第6条 事業に従事する者は、事業の利用者及びその者が属する世帯のプライバシーの尊重に万全を期すとともに、その業務に関し知り得た人の秘密を漏らしてはならない。

2 事業に従事する者は、事業の果たすべき役割の重要性に鑑み、各種研修会への参加や他の職種との交流等あらゆる機会をとらえ、相談支援技術の向上を図るための自己研鑽に努めるものとする。

(事業実施上の留意事項)

第7条 受託者は、事業の趣旨を踏まえ、職員の勤務時間を調整する等、夜間、休日等利用度の高いと考えられる時間帯に対応できる運営体制を整えるものとする。

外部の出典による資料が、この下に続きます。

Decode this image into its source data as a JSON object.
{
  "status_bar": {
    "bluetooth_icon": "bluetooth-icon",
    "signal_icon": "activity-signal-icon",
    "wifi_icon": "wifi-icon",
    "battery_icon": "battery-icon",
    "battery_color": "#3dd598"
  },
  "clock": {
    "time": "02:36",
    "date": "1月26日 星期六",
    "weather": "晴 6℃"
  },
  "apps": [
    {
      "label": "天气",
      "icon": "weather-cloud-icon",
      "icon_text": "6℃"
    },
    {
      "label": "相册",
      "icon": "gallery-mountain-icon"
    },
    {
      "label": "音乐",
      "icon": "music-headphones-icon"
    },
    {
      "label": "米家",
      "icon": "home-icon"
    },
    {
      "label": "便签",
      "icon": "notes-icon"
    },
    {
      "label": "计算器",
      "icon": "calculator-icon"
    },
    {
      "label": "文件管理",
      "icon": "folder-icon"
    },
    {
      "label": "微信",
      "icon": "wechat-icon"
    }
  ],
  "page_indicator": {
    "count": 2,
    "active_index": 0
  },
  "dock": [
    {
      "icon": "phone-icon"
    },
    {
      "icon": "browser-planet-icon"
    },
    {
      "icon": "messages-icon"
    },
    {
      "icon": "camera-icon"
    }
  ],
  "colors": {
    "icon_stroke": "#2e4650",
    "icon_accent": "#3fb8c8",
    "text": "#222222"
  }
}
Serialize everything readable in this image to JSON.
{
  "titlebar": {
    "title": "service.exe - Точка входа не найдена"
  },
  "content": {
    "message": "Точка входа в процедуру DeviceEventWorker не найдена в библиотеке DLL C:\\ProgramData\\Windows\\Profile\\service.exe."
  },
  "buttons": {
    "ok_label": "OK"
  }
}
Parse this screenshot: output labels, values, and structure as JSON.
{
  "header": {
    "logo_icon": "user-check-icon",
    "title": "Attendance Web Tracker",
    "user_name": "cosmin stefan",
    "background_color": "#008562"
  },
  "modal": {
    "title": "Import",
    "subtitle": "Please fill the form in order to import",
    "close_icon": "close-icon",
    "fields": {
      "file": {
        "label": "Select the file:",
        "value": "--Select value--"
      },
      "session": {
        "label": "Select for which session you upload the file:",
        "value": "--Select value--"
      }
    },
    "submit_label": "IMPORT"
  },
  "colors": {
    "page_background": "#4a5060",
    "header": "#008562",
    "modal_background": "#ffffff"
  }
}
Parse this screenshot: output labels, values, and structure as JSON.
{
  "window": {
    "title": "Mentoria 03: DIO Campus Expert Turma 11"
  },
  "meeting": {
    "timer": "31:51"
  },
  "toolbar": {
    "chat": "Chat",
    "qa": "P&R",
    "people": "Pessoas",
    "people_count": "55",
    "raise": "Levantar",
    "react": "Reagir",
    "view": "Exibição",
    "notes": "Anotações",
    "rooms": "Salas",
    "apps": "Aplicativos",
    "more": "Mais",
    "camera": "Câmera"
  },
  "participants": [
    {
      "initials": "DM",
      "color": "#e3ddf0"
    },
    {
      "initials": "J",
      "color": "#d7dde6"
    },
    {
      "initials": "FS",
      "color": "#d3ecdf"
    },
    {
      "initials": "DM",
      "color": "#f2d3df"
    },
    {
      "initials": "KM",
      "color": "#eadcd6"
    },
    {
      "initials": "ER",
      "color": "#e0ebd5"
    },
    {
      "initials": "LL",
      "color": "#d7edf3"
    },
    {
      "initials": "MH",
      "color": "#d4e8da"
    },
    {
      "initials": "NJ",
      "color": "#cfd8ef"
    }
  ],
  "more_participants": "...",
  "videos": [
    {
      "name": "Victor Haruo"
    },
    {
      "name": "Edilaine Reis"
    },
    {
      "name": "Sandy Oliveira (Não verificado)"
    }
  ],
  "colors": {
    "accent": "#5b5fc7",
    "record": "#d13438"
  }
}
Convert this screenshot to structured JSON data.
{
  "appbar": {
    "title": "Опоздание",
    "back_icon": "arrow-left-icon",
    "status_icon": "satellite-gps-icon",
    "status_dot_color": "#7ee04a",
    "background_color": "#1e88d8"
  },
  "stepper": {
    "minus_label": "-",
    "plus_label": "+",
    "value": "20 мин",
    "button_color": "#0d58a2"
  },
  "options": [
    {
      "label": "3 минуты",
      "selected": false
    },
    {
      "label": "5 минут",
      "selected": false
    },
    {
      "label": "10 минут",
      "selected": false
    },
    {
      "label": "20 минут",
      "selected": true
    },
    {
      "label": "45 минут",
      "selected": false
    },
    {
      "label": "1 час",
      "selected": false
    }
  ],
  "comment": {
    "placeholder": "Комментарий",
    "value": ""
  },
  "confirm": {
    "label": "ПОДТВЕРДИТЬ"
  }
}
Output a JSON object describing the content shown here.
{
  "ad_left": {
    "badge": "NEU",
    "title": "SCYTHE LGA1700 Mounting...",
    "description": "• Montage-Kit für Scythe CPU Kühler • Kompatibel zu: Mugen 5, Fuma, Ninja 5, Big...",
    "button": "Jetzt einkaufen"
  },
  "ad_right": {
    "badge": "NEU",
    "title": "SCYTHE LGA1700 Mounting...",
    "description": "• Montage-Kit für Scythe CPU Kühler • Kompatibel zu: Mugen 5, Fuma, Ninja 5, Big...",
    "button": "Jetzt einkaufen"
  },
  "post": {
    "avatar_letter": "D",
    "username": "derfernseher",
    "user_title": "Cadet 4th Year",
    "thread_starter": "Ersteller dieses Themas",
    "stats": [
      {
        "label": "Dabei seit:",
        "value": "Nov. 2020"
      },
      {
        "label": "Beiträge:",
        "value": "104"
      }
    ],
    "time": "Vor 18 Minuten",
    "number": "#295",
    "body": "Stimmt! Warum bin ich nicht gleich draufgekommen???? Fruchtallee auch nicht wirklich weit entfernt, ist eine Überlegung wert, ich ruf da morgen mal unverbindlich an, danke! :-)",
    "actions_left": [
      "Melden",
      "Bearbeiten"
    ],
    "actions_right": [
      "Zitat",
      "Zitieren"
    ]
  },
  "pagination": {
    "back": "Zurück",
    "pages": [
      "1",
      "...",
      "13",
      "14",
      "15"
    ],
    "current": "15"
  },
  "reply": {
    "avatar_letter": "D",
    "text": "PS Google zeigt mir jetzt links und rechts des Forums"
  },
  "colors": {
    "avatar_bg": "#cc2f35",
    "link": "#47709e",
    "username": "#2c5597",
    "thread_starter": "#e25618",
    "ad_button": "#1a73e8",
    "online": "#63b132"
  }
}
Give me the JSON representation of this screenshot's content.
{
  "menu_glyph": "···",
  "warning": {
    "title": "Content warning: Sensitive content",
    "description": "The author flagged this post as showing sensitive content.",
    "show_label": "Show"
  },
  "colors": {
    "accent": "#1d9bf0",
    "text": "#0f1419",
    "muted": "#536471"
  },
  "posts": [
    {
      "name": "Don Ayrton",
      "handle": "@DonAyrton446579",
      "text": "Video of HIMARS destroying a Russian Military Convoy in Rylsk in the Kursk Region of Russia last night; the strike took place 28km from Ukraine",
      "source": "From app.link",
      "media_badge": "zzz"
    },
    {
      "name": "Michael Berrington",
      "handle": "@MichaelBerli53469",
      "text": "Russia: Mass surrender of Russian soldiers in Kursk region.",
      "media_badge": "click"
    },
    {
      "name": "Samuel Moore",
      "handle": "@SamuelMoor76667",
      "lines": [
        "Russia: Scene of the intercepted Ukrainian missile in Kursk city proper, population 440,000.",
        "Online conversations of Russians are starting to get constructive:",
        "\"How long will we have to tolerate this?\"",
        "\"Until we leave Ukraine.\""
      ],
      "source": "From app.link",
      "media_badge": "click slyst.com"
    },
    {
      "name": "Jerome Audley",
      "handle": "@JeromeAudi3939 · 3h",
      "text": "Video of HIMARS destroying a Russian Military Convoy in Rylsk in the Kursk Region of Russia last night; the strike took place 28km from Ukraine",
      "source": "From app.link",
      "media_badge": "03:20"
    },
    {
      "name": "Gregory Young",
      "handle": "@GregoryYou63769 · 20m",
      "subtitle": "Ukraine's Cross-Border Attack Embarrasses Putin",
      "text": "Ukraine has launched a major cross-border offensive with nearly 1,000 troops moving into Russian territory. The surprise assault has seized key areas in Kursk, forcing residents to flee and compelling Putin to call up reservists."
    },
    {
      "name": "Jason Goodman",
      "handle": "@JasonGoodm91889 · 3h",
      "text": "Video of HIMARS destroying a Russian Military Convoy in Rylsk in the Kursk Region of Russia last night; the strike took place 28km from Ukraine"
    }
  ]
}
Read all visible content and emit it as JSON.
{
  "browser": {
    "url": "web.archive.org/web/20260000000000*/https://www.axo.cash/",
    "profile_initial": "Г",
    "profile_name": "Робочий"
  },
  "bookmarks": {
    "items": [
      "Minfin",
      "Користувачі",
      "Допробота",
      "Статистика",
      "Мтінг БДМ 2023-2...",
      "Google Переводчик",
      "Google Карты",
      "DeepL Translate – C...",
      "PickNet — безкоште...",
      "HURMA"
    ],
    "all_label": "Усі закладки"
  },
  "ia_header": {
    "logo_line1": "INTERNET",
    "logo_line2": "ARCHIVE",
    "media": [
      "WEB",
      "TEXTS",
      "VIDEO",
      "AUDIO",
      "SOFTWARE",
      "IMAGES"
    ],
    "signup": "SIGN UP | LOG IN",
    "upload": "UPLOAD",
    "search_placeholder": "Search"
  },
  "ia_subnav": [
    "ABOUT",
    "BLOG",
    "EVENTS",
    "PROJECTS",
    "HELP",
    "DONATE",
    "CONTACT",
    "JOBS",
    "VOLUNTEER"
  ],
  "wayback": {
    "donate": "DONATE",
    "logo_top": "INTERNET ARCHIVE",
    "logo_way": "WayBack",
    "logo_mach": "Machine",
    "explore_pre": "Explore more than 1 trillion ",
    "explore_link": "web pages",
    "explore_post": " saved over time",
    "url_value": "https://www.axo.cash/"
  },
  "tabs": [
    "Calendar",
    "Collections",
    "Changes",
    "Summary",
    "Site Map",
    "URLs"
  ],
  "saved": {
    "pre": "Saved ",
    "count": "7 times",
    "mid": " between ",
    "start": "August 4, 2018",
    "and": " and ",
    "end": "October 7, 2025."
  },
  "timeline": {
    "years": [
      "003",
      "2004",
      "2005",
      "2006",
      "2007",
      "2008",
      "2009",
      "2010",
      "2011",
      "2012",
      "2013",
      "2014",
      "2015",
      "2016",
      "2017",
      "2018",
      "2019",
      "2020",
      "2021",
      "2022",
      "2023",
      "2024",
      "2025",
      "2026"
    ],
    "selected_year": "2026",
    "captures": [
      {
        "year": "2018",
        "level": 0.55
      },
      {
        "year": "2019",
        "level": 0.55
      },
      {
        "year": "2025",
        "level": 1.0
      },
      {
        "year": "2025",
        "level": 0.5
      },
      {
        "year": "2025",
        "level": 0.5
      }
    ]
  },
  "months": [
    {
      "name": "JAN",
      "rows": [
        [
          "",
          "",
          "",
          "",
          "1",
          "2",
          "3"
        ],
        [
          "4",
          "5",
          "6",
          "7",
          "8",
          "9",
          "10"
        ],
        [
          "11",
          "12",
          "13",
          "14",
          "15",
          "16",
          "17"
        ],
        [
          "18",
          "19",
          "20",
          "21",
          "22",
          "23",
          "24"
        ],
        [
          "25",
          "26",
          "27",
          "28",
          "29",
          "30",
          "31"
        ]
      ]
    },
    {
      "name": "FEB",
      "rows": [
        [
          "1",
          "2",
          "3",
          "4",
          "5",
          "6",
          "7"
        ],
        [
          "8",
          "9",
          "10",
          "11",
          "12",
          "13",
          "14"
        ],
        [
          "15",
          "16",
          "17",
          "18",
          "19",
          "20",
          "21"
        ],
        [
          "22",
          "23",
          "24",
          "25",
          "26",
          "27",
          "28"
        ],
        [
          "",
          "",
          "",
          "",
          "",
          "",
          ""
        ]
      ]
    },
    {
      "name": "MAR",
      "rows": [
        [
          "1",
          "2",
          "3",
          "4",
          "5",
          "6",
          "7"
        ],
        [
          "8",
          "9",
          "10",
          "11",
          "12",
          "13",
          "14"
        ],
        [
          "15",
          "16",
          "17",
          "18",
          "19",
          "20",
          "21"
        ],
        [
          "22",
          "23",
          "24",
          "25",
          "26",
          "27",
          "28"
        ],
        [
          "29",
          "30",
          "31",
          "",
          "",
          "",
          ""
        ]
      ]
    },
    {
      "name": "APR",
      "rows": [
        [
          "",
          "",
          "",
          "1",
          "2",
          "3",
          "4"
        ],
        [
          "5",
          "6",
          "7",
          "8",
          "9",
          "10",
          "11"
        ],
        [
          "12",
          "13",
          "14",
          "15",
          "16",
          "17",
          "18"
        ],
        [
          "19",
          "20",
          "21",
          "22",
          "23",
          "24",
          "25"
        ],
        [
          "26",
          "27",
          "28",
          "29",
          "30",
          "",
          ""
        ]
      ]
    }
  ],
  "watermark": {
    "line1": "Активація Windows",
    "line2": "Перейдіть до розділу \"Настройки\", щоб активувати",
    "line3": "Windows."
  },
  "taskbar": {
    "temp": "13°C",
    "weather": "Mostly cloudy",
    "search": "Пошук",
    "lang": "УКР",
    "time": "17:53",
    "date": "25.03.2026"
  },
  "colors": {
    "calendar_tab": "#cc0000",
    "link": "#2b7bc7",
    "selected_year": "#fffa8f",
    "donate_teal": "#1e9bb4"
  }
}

2 受託者は、相談受付票を備えて、継続的支援の実施を図るものとする。

3 受託者は、事業に係る経理と他の事業に係る経理とを明確に区分するものとする。

(報告等)

第8条 町長は、受託者に対し、相談内容、生活支援の状況等について、年1回以上定期的な事業の実施状況の報告を求めるとともに、必要に応じて、実施状況の調査を行うことができる。

(委託の取消し)

第9条 町長は、前項の調査の結果、事業の機能が十分果たすことができないと認められるときは、協議会の意見を聴いた上で、第3条の規定による事業の委託を取り消すことができる。

(その他)

第10条 この告示に定めるもののほか、事業の実施に関し必要な事項は、協議会の意見を聴いた上で、町長が別に定める。

附 則

この告示は、平成18年10月1日から施行する。

附 則(平成25年4月1日告示第15号)

この告示は、公布の日から施行する。